Recomendado: Directorio de caché
--xla_gpu_per_fusion_autotune_cache_dir=your/directory
Usa y mantén una caché de ajuste automático por fusión en el directorio determinado. Habrá un archivo por fusión distinta.
La principal ventaja de este enfoque es que puedes usar el mismo directorio de caché para varias ejecuciones de XLA (de diferentes modelos) y la caché crecerá con cada nueva fusión que se encuentre, lo que acelera las ejecuciones posteriores.
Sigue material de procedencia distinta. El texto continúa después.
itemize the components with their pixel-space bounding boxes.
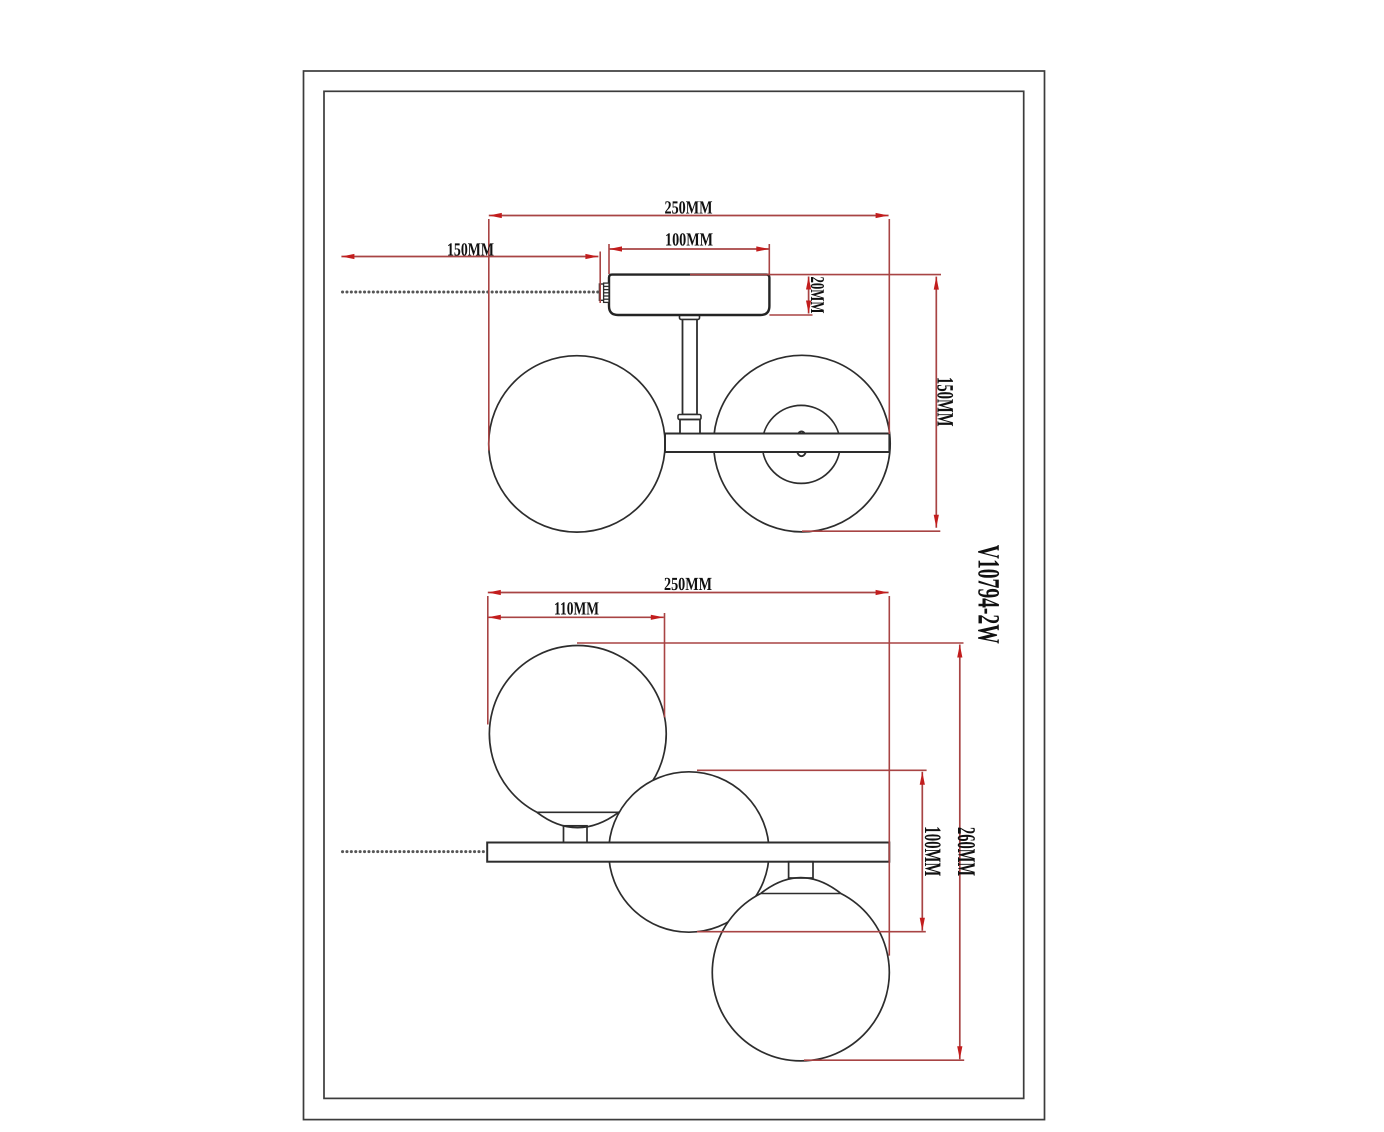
svg-text:110MM: 110MM [554,599,599,619]
svg-text:100MM: 100MM [919,826,945,876]
svg-text:100MM: 100MM [665,230,713,250]
svg-text:150MM: 150MM [931,377,957,427]
svg-text:150MM: 150MM [447,240,494,260]
svg-text:V10794-2W: V10794-2W [971,545,1006,644]
svg-text:260MM: 260MM [952,827,981,876]
svg-text:20MM: 20MM [806,277,827,314]
svg-text:250MM: 250MM [665,199,713,219]
svg-text:250MM: 250MM [664,575,712,595]
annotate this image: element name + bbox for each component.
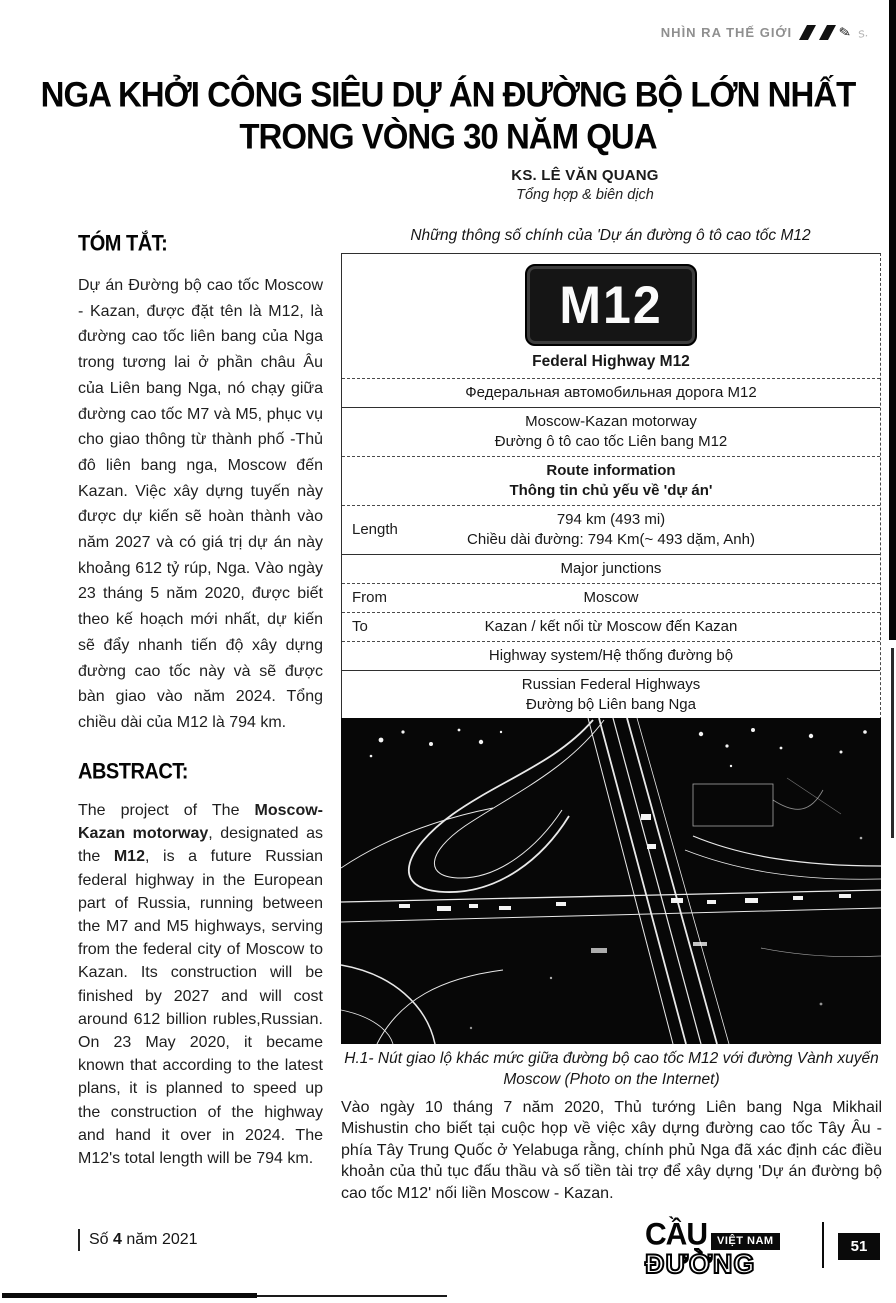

También hay compatibilidad básica para ejecutar varias instancias de XLA con el mismo directorio de caché de forma simultánea.
XLA leerá los resultados existentes cuando sean necesarios y escribirá resultados nuevos después de que se determinen.
- El directorio debe existir antes de ejecutar XLA y debe ser de escritura.
- El usuario debe controlar la invalidación de la caché:
- Usa un directorio vacío si quieres comenzar con una caché vacía.
- El usuario debe realizar las verificaciones de versión de XLA:
- Si deseas usar cachés independientes para diferentes versiones de XLA, usa directorios diferentes.
La caché se desactiva de forma predeterminada (cuando no proporcionas el parámetro).
Limitación: No se garantiza que funcione bien en combinación con el otro método de almacenamiento en caché que se describe a continuación.
Alternativa: Carga o vuelca todos los resultados de un HLO determinado en un archivo
Los resultados del ajuste automático se pueden volcar o cargar con estos parámetros:
--xla_gpu_dump_autotune_results_to=
--xla_gpu_load_autotune_results_from=
Si especificamos un archivo .txt o .textproto, la caché se volcará en formato textproto; de lo contrario, se volcará en formato protobuf binario.
En las pruebas
El ajuste automático persistente también se puede usar en pruebas. Se recomienda usarlo si las pruebas son muy grandes, en especial si el rendimiento del entorno de pruebas es limitado.
Solo funciona bien si la caché de ajuste automático contiene resultados generados en el mismo tipo de GPU en la que se ejecutan las pruebas.
Cómo hacer que una prueba use el ajuste automático persistente
Por ahora, supongamos que la prueba en cuestión siempre usa el mismo tipo de GPU.
Debemos exportar los resultados del ajuste automático de la prueba, por ejemplo, especificando estos parámetros en el comando de prueba:
--test_env=XLA_FLAGS=--xla_gpu_dump_autotune_results_to=TEST_UNDECLARED_OUTPUTS_DIR/autotune_cache.textproto --test_sharding_strategy=disabled
Se debe inhabilitar el fragmentación para obtener correctamente una sola caché de ajuste automático para todas las pruebas.
Luego, debemos subir esa caché a nuestro repositorio de código.
Luego, debemos agregar la caché a las dependencias de datos de nuestro objetivo de prueba y cargarla con una variable de entorno.
data = ["test_autotune_cache.textproto"], env = {"XLA_FLAGS": "--xla_gpu_load_autotune_results_from=" + "$(execpath test_autotune_cache.textproto)"},
(Está bien usar la fragmentación en pruebas que carguen resultados de ajuste automático).
Consulta también las pruebas de ejemplo en xla/service/gpu/tests/BUILD:
- load_autotune_results_using_execpath_test
- load_autotune_results_from_test_workspace_test
- dump_autotune_results_to_test_outputs_test
Obsolescencia de la caché
Si se realizan muchos cambios en un modelo, es posible que la caché ya no contenga todas las fusiones, por lo que la prueba se ralentizará. En este caso, deberíamos volver a generar la caché de ajuste automático.
Si comenzamos a usar un nuevo tipo de GPU para ejecutar las pruebas, se aplica lo mismo.
La caché también puede volverse obsoleta si el compilador XLA evoluciona y genera diferentes fusiones.